About Al Ain City

ِAbout Al Ain City


Al Ain is a fertile oasis city located approximately 160 kilometers east of the Abu Dhabi capital. Its name ("the spring" in Arabic) derives from its originally plentiful supply of fresh water, which makes its way underground across most of the plain lying before the Omani mountains (go to map of Al Ain).

The city (Demographic Information) is now divided, but featured as a well-known stop on a major south-west route used by traders for centuries.

The district known as Buraimi, once part of Al Ain but now defined as part of neighboring Oman can be found on most ancient maps as a place where food and water could reliably be found in an otherwise barren region.

The area is still famous for its traditional irrigation system, the Falaj, some parts of which date back as far as 1, 000 BC. The water was directed through a network of skillfully designed, man-made tunnels and channels to provide "trickle irrigation" to the farms and date groves in the surrounding area. Aquifers and wadis also provide physical evidence of sudden downpours of rainwater flowing across the land during storms.

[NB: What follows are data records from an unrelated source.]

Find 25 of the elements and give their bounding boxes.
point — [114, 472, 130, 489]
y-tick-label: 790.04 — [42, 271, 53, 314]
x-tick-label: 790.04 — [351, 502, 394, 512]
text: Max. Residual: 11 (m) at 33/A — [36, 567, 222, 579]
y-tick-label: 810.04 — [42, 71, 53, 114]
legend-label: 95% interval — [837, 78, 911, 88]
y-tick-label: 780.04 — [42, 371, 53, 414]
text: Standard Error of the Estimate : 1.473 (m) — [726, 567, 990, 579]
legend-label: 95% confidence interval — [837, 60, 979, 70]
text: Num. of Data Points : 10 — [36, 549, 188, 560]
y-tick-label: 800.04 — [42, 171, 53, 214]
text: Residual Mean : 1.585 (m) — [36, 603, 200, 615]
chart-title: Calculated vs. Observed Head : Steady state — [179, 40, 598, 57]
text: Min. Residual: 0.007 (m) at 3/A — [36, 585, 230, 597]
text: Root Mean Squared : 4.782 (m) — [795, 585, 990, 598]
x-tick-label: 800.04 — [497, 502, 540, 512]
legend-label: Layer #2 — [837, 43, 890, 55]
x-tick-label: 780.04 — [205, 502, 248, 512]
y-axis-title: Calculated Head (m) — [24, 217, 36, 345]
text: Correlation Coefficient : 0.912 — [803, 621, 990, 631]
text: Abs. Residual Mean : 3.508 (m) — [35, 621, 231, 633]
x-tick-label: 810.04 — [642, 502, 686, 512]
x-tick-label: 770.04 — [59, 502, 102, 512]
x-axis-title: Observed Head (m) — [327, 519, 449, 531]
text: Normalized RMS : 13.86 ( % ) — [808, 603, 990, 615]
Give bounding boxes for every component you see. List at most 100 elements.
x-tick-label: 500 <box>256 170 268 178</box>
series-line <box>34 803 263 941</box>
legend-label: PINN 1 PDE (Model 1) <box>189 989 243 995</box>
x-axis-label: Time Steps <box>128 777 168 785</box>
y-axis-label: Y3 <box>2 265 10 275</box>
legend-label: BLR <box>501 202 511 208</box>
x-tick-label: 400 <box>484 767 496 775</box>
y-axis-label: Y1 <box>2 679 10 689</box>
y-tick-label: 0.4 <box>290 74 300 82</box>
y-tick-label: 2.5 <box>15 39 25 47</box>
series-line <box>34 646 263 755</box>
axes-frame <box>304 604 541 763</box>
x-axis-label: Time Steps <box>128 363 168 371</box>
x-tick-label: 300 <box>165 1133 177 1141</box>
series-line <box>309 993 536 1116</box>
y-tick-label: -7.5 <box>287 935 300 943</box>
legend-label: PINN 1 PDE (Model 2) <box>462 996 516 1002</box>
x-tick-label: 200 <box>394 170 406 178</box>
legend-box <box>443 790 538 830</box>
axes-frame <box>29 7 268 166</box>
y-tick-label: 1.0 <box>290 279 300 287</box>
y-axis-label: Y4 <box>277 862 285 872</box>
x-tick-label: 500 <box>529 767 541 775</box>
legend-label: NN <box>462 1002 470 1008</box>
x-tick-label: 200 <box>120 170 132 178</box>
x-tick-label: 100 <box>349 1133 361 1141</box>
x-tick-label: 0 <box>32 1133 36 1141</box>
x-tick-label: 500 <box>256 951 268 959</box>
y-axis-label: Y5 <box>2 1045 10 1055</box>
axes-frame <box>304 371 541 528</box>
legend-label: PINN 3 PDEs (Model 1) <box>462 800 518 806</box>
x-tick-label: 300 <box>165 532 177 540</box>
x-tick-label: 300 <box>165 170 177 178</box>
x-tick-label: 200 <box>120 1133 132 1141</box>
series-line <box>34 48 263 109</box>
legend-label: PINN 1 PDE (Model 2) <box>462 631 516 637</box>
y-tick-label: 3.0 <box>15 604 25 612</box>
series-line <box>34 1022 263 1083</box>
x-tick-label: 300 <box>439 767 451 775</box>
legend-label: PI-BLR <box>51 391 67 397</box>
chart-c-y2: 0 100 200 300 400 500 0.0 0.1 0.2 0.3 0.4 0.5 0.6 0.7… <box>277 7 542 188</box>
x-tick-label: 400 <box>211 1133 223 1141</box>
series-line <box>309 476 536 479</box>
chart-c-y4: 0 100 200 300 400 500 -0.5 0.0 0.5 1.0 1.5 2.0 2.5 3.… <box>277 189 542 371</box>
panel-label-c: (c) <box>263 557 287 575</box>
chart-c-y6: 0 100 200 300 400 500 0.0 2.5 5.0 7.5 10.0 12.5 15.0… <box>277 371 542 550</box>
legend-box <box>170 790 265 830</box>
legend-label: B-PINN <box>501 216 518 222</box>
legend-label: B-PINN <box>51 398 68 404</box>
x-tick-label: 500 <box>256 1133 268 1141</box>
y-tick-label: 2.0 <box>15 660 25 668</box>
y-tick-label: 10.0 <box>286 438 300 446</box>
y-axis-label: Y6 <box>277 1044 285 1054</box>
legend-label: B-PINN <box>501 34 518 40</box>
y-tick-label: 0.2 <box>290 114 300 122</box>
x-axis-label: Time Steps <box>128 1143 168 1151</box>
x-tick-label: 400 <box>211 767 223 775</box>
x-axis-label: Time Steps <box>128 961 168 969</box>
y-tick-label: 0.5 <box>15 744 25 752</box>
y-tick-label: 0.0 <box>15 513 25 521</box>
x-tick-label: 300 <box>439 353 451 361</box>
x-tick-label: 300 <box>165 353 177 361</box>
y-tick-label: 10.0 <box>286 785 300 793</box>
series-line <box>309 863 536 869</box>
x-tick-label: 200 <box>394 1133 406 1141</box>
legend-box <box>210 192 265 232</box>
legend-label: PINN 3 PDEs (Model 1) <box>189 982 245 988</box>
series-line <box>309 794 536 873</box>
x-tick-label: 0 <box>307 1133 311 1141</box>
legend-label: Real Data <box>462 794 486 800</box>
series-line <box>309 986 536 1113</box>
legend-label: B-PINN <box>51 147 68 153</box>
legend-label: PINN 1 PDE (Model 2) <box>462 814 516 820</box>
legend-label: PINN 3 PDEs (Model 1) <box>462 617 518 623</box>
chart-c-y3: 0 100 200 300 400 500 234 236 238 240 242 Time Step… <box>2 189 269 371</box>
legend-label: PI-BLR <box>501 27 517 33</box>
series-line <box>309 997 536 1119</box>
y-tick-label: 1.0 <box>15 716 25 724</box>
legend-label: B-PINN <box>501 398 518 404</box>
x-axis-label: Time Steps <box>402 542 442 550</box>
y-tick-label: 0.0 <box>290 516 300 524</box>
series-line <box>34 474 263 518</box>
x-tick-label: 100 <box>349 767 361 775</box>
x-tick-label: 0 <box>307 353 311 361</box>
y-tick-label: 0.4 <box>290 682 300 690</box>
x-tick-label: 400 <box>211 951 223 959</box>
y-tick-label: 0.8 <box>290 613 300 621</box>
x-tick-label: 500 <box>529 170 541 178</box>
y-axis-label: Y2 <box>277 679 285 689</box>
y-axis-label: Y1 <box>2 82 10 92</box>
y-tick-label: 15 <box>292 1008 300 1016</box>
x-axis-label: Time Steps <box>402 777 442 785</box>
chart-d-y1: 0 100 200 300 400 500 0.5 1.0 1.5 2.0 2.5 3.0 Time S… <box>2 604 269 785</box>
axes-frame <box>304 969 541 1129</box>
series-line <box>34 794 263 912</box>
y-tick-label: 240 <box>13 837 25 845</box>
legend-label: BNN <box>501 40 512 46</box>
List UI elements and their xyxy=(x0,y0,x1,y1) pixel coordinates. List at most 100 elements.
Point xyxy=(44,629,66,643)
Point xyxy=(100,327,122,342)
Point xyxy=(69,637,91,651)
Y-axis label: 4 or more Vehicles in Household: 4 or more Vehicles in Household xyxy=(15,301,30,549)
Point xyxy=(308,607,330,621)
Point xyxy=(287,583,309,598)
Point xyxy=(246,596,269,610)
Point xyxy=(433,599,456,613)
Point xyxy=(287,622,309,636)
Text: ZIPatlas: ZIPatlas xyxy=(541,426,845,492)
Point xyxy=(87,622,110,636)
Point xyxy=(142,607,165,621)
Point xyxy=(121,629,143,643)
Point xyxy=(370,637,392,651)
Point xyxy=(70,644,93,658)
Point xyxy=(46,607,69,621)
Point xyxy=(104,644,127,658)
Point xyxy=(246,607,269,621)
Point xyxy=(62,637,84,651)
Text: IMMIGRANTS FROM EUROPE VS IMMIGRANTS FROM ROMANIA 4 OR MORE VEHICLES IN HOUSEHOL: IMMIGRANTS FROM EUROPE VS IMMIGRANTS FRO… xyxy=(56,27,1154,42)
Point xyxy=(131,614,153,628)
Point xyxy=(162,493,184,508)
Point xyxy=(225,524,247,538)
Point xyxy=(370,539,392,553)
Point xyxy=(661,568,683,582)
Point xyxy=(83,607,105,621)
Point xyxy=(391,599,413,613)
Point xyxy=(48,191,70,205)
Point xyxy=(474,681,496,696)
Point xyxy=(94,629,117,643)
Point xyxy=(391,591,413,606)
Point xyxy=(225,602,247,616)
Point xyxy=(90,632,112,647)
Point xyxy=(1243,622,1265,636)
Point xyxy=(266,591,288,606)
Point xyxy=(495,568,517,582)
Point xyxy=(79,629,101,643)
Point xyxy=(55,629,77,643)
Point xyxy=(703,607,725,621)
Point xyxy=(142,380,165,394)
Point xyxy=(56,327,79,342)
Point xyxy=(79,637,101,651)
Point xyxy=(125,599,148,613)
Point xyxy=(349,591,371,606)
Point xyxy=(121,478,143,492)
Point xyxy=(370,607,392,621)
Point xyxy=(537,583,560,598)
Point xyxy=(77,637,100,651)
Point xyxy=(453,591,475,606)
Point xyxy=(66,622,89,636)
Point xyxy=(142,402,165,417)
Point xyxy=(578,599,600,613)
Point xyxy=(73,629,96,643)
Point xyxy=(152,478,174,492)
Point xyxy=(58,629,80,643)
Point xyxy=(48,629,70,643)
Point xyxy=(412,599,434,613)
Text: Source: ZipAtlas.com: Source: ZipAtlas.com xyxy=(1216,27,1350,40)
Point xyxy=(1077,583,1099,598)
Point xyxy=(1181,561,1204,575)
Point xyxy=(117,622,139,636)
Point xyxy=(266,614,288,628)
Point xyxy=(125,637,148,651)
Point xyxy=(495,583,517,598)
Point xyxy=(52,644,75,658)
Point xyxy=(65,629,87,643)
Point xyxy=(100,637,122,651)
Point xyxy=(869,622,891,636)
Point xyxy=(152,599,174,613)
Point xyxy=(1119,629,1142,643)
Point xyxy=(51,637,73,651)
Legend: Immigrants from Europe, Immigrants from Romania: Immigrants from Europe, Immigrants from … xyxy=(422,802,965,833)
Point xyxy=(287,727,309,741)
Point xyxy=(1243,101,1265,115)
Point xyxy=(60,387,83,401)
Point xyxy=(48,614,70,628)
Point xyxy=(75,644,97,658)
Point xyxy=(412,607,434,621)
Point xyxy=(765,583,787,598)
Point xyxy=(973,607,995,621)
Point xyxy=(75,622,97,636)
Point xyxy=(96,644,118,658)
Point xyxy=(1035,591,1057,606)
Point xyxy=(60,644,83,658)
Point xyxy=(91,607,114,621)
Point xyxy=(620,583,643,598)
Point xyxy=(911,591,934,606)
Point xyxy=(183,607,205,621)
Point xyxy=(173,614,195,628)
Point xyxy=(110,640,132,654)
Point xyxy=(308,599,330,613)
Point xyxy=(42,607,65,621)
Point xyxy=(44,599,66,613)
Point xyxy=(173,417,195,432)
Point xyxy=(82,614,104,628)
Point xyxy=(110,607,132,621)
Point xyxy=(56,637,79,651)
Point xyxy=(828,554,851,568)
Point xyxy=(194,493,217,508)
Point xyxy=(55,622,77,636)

Much of this valuable fresh water still soaks unused into the desert sands, but the city has found other ways of satisfying the needs of thirsty crops and animals.

The use of modern water supply technology in Al Ain can most clearly be seen in the greenery covering more than 100 square kilometers of the area. Even the six-lane roads in the city are lined with a wide variety of trees and shrubs, both indigenous and foreign.

The staggering amount of landscaping in the city and its surroundings is the direct result of the Commitment of the President, His Highness Sheikh Zayed bin Sultan Al-Nahyan to the process of reclaiming desert land and transforming it into something both beautiful and useable.

The 100 million assorted trees and 18 million date palms are watered by a combination of reprocessed waste water and desalinated water, leaving the groundwater as the main supply for human consumption.

There are numerous farms of all sizes around the city which produce an astonishing amount of salad crops -- tomatoes, cucumbers, lettuces, and even strawberries.

Experiments are continually in progress to produce desert-hardy plants to increase the self-sufficiency requirements of the country.